Fast Autoregressive Video Generation with Diagonal Decoding
Yang Ye, Junliang Guo, Haoyu Wu, Tianyu He, Tim Pearce, Tabish Rashid, Katja Hofmann, Jiang Bian
TL;DR
This work introduces Diagonal Decoding (DiagD), a training-free acceleration for autoregressive video generation that exploits spatial and temporal redundancies by generating tokens along diagonals in the spatio-temporal token grid. By enabling parallel token generation along diagonals within frames and overlapping across frames, DiagD achieves up to $10\times$ speedups with minimal fidelity loss, and it remains adaptable across diverse tokenizers and tasks, including video continuation and text-to-video.
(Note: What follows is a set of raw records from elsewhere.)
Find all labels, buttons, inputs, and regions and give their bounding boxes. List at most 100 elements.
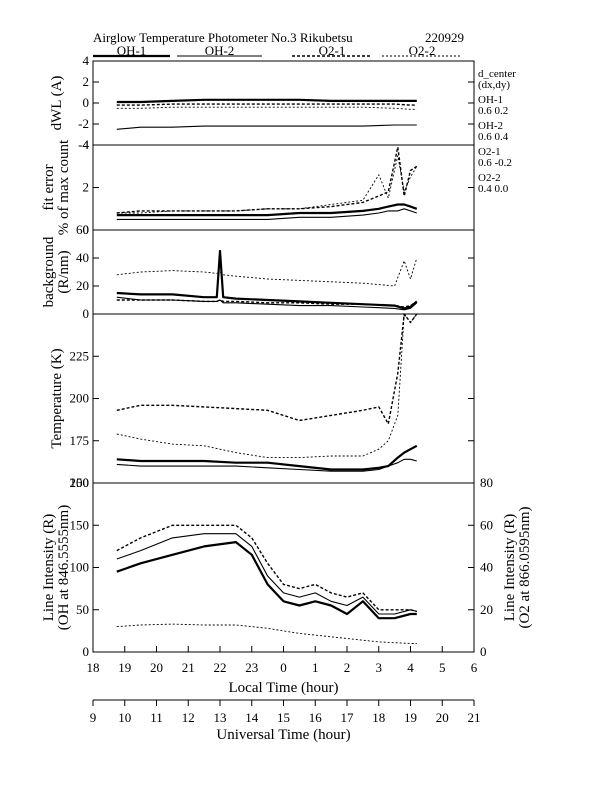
series-line-oh-1	[116, 98, 417, 104]
x-tick-label-local: 20	[150, 660, 163, 675]
x-tick-label-local: 5	[439, 660, 446, 675]
y-axis-title: fit error	[41, 164, 57, 210]
series-line-oh-1	[116, 540, 417, 620]
y-axis-title: background	[41, 236, 57, 307]
side-annotations: d_center (dx,dy) OH-1 0.6 0.2 OH-2 0.6 0…	[478, 68, 516, 195]
panel-temperature: 225 200 175 150 Temperature (K)	[49, 313, 475, 490]
series-line-o2-1	[116, 524, 417, 613]
y-axis-title-right: Line Intensity (R)	[502, 514, 518, 621]
x-tick-label-universal: 21	[468, 710, 481, 725]
x-tick-label-universal: 14	[245, 710, 259, 725]
side-label-o21-name: O2-1	[478, 146, 501, 158]
panel-background: 60 40 20 0 background (R/nm)	[41, 222, 475, 321]
side-label-oh1-val: 0.6 0.2	[478, 105, 508, 117]
y-tick-label: 40	[76, 250, 89, 265]
x-tick-label-local: 21	[182, 660, 195, 675]
side-label-oh2-val: 0.6 0.4	[478, 131, 509, 143]
x-tick-label-local: 22	[214, 660, 227, 675]
y-tick-label: 0	[83, 644, 90, 659]
y-tick-label: 200	[70, 391, 90, 406]
y-tick-label-right: 40	[480, 560, 493, 575]
x-axis-title-local: Local Time (hour)	[229, 680, 339, 696]
y-tick-label: 50	[76, 602, 89, 617]
y-tick-label: 4	[83, 137, 90, 152]
y-axis-title: dWL (A)	[49, 76, 65, 131]
series-line-o2-2	[116, 106, 417, 110]
panel-frame	[92, 60, 475, 146]
x-tick-label-universal: 15	[277, 710, 290, 725]
x-tick-label-universal: 20	[436, 710, 449, 725]
side-label-oh2-name: OH-2	[478, 120, 503, 132]
side-label-o22-name: O2-2	[478, 172, 501, 184]
series-line-o2-2	[116, 623, 417, 644]
y-tick-label: 150	[70, 475, 90, 490]
y-tick-label-right: 20	[480, 602, 493, 617]
x-tick-label-universal: 11	[150, 710, 163, 725]
side-label-dxdy: (dx,dy)	[478, 79, 510, 91]
y-tick-label: 225	[70, 348, 90, 363]
legend-label-oh-2: OH-2	[205, 43, 235, 58]
y-tick-label-right: 80	[480, 475, 493, 490]
x-tick-label-local: 23	[245, 660, 258, 675]
y-tick-label: 2	[83, 74, 90, 89]
y-axis-title: Line Intensity (R)	[41, 514, 57, 621]
chart-date: 220929	[425, 30, 464, 45]
y-axis-subtitle: (R/nm)	[56, 250, 72, 293]
panel-frame	[92, 482, 475, 653]
series-line-oh-2	[116, 124, 417, 130]
y-tick-label: 100	[70, 560, 90, 575]
panel-frame	[92, 144, 475, 231]
y-tick-label-right: 0	[480, 644, 487, 659]
series-line-oh-1	[116, 249, 418, 310]
y-tick-label: 150	[70, 517, 90, 532]
y-axis-subtitle-right: (O2 at 866.0595nm)	[517, 506, 533, 628]
side-label-oh1-name: OH-1	[478, 94, 503, 106]
y-tick-label: -4	[78, 137, 89, 152]
x-tick-label-universal: 17	[341, 710, 355, 725]
x-tick-label-local: 0	[280, 660, 287, 675]
x-tick-label-universal: 9	[90, 710, 97, 725]
y-tick-label: 175	[70, 433, 90, 448]
x-tick-label-local: 1	[312, 660, 319, 675]
x-tick-label-universal: 13	[214, 710, 227, 725]
y-tick-label: 2	[83, 180, 90, 195]
legend-label-oh-1: OH-1	[117, 43, 147, 58]
y-tick-label: 4	[83, 53, 90, 68]
y-tick-label: 20	[76, 278, 89, 293]
x-tick-label-universal: 10	[118, 710, 131, 725]
series-line-oh-1	[116, 444, 418, 471]
x-tick-label-universal: 18	[372, 710, 385, 725]
chart-title: Airglow Temperature Photometer No.3 Riku…	[93, 30, 353, 45]
series-line-o2-2	[116, 155, 418, 214]
panel-dwl: 4 2 0 -2 -4 dWL (A)	[49, 53, 475, 152]
legend-label-o2-1: O2-1	[319, 43, 346, 58]
x-tick-label-universal: 19	[404, 710, 417, 725]
y-axis-subtitle: % of max count	[56, 139, 72, 235]
y-tick-label: 200	[70, 475, 90, 490]
side-label-o22-val: 0.4 0.0	[478, 183, 509, 195]
series-line-oh-1	[116, 203, 418, 217]
y-axis-title: Temperature (K)	[49, 348, 65, 448]
series-line-oh-2	[116, 533, 417, 615]
y-tick-label: 0	[83, 222, 90, 237]
series-line-o2-1	[116, 103, 417, 106]
side-label-o21-val: 0.6 -0.2	[478, 157, 512, 169]
x-axis-title-universal: Universal Time (hour)	[216, 727, 350, 743]
series-line-oh-2	[116, 458, 417, 472]
y-tick-label: 60	[76, 222, 89, 237]
panel-fit-error: 4 2 0 fit error% of max count	[41, 137, 475, 237]
series-line-oh-2	[116, 208, 417, 220]
y-tick-label: 0	[83, 95, 90, 110]
y-tick-label-right: 60	[480, 517, 493, 532]
series-line-o2-1	[116, 146, 418, 214]
y-tick-label: -2	[78, 116, 89, 131]
x-tick-label-local: 2	[344, 660, 351, 675]
y-axis-subtitle: (OH at 846.5555nm)	[56, 505, 72, 630]
series-line-o2-2	[116, 257, 418, 287]
x-tick-label-universal: 12	[182, 710, 195, 725]
series-line-o2-1	[116, 299, 418, 308]
series-line-o2-1	[116, 313, 418, 425]
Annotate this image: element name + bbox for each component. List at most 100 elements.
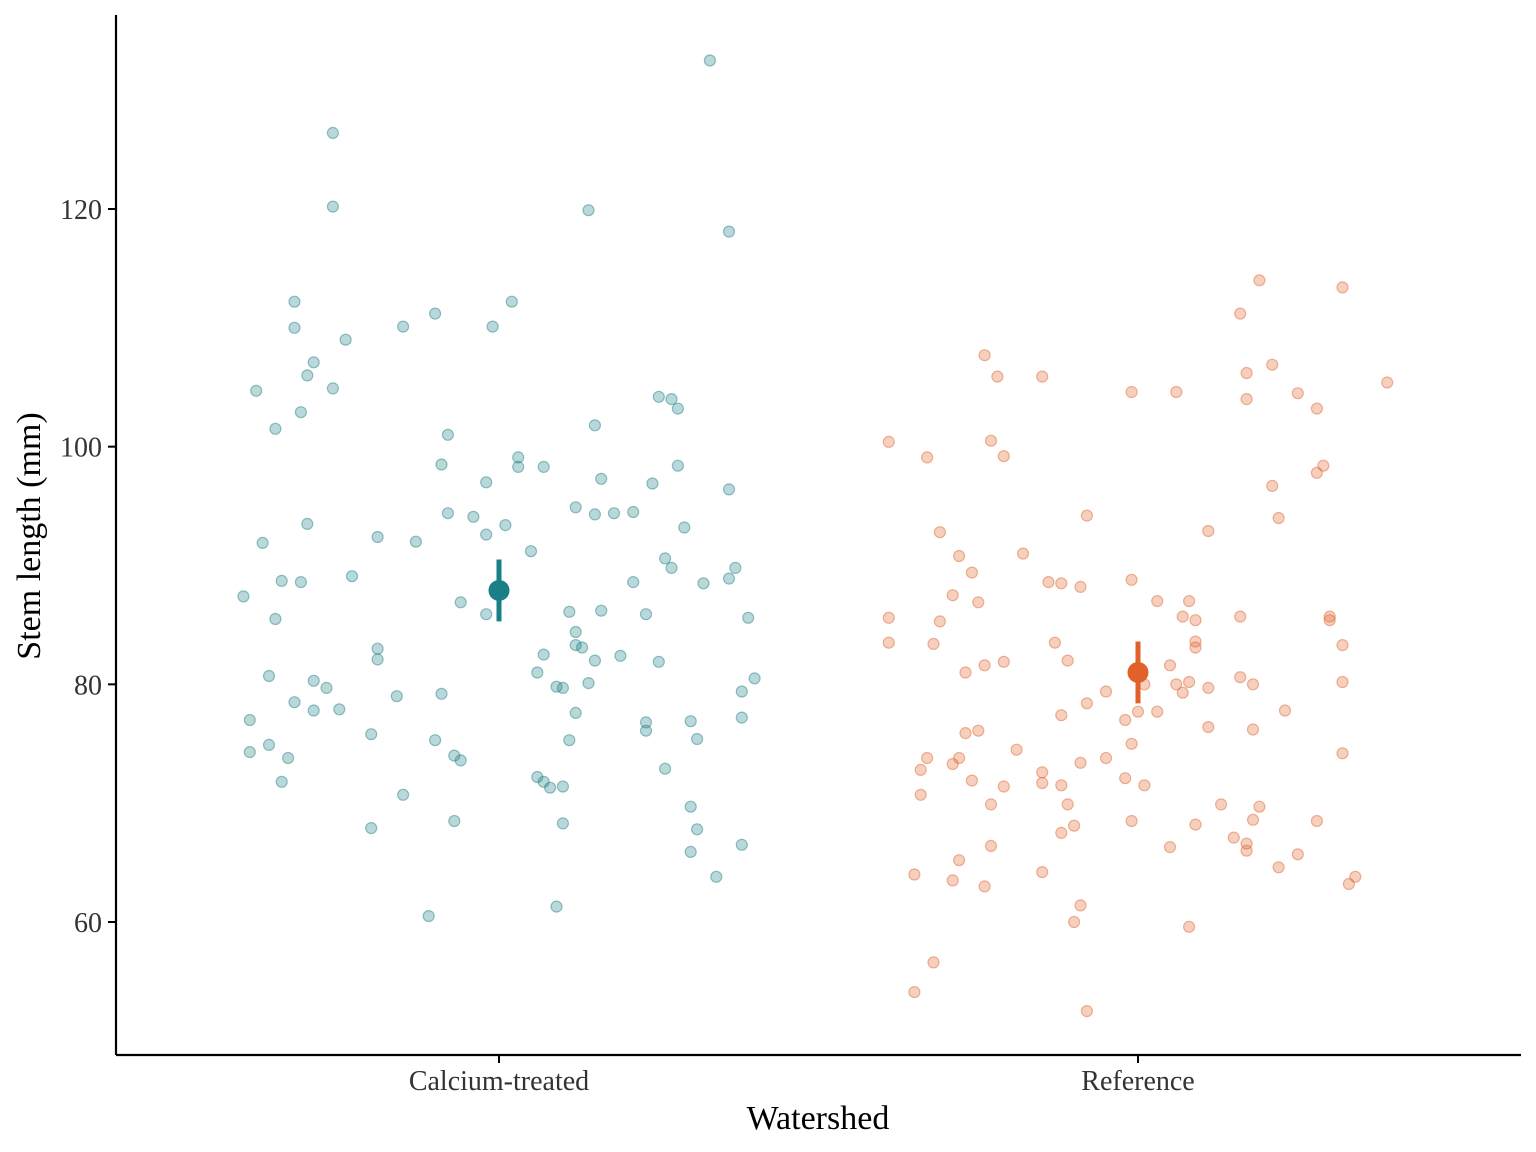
data-point	[997, 450, 1010, 463]
data-point	[499, 518, 512, 532]
data-point	[339, 333, 352, 346]
data-point	[1036, 865, 1049, 879]
data-point	[984, 839, 998, 853]
data-point	[1234, 307, 1247, 320]
data-point	[722, 572, 736, 585]
data-point	[1151, 705, 1164, 718]
data-point	[1240, 837, 1253, 850]
data-point	[965, 566, 979, 579]
data-point	[250, 384, 263, 397]
data-point	[1336, 747, 1349, 760]
data-point	[1323, 610, 1336, 623]
data-point	[595, 604, 608, 617]
data-point	[978, 349, 991, 362]
data-point	[569, 625, 582, 639]
data-point	[1342, 877, 1356, 891]
data-point	[556, 817, 570, 830]
data-point	[269, 612, 282, 626]
data-point	[1048, 636, 1062, 649]
data-point	[1323, 614, 1336, 627]
data-point	[524, 545, 538, 558]
data-point	[1163, 659, 1177, 672]
data-point	[1061, 798, 1074, 811]
data-point	[563, 734, 576, 747]
data-point	[243, 745, 256, 759]
data-point	[1036, 766, 1049, 779]
data-point	[1074, 899, 1087, 912]
data-point	[512, 460, 525, 473]
data-point	[927, 956, 940, 969]
data-point	[537, 775, 550, 788]
data-point	[952, 751, 966, 765]
data-point	[665, 561, 678, 575]
data-point	[1055, 577, 1068, 590]
data-point	[1036, 776, 1049, 790]
data-point	[1099, 685, 1113, 698]
data-point	[556, 780, 570, 793]
data-point	[1336, 638, 1349, 652]
data-point	[435, 687, 448, 700]
data-point	[946, 874, 959, 887]
data-point	[1119, 713, 1132, 727]
data-point	[390, 690, 403, 703]
data-point	[275, 574, 288, 588]
data-point	[563, 605, 576, 618]
data-point	[703, 54, 717, 67]
data-point	[1240, 366, 1253, 380]
data-point	[1202, 524, 1215, 538]
x-ticks: Calcium-treated Reference	[409, 1055, 1195, 1097]
data-point	[288, 295, 301, 308]
data-point	[697, 577, 710, 590]
data-point	[1176, 686, 1189, 699]
data-point	[588, 654, 602, 667]
data-point	[397, 788, 410, 801]
data-point	[441, 428, 454, 441]
y-tick-label: 80	[74, 670, 102, 701]
data-point	[991, 370, 1004, 383]
data-point	[256, 536, 269, 550]
data-point	[671, 402, 685, 415]
data-point	[1125, 737, 1138, 750]
mean-point	[488, 579, 510, 601]
data-point	[269, 422, 282, 435]
data-point	[595, 472, 608, 485]
data-point	[569, 706, 582, 720]
data-point	[371, 653, 384, 666]
data-point	[512, 451, 525, 464]
data-point	[908, 985, 921, 999]
data-point	[959, 666, 972, 679]
data-point	[575, 641, 589, 654]
data-point	[1189, 641, 1202, 654]
data-point	[262, 669, 276, 683]
data-point	[1234, 671, 1247, 684]
data-point	[952, 854, 966, 867]
data-point	[531, 666, 544, 679]
data-point	[639, 608, 653, 621]
data-point	[480, 528, 493, 541]
data-point	[946, 757, 959, 771]
data-point	[1055, 709, 1068, 722]
data-point	[690, 732, 704, 746]
data-point	[882, 435, 895, 448]
data-point	[1291, 848, 1304, 861]
data-point	[1253, 274, 1266, 287]
data-point	[326, 126, 339, 139]
data-point	[333, 703, 346, 716]
mean-point	[1127, 661, 1149, 683]
data-point	[569, 638, 582, 652]
data-point	[1080, 509, 1094, 522]
data-point	[1266, 479, 1279, 492]
data-point	[550, 900, 563, 913]
data-point	[556, 681, 570, 695]
data-point	[972, 724, 985, 737]
data-point	[448, 814, 461, 828]
data-point	[531, 770, 544, 784]
data-point	[1310, 814, 1324, 828]
data-point	[288, 321, 301, 334]
data-point	[1080, 697, 1094, 710]
data-point	[1246, 813, 1260, 826]
data-point	[882, 636, 895, 649]
data-point	[1189, 614, 1202, 627]
data-point	[275, 775, 288, 788]
data-point	[652, 655, 665, 668]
A lightweight finetuning strategy aligns attention patterns with the diagonal decoding order to close the training-inference gap, especially for smaller models. Extensive experiments on Cosmos, WHAM, and MC-AR demonstrate the method’s generality, robustness to hyperparameters, and practical impact for real-time or streaming video generation in autoregressive frameworks.
Abstract
Autoregressive Transformer models have demonstrated impressive performance in video generation, but their sequential token-by-token decoding process poses a major bottleneck, particularly for long videos represented by tens of thousands of tokens. In this paper, we propose Diagonal Decoding (DiagD), a training-free inference acceleration algorithm for autoregressively pre-trained models that exploits spatial and temporal correlations in videos. Our method generates tokens along diagonal paths in the spatial-temporal token grid, enabling parallel decoding within each frame as well as partially overlapping across consecutive frames. The proposed algorithm is versatile and adaptive to various generative models and tasks, while providing flexible control over the trade-off between inference speed and visual quality. Furthermore, we propose a cost-effective finetuning strategy that aligns the attention patterns of the model with our decoding order, further mitigating the training-inference gap on small-scale models. Experiments on multiple autoregressive video generation models and datasets demonstrate that DiagD achieves up to $10\times$ speedup compared to naive sequential decoding, while maintaining comparable visual fidelity.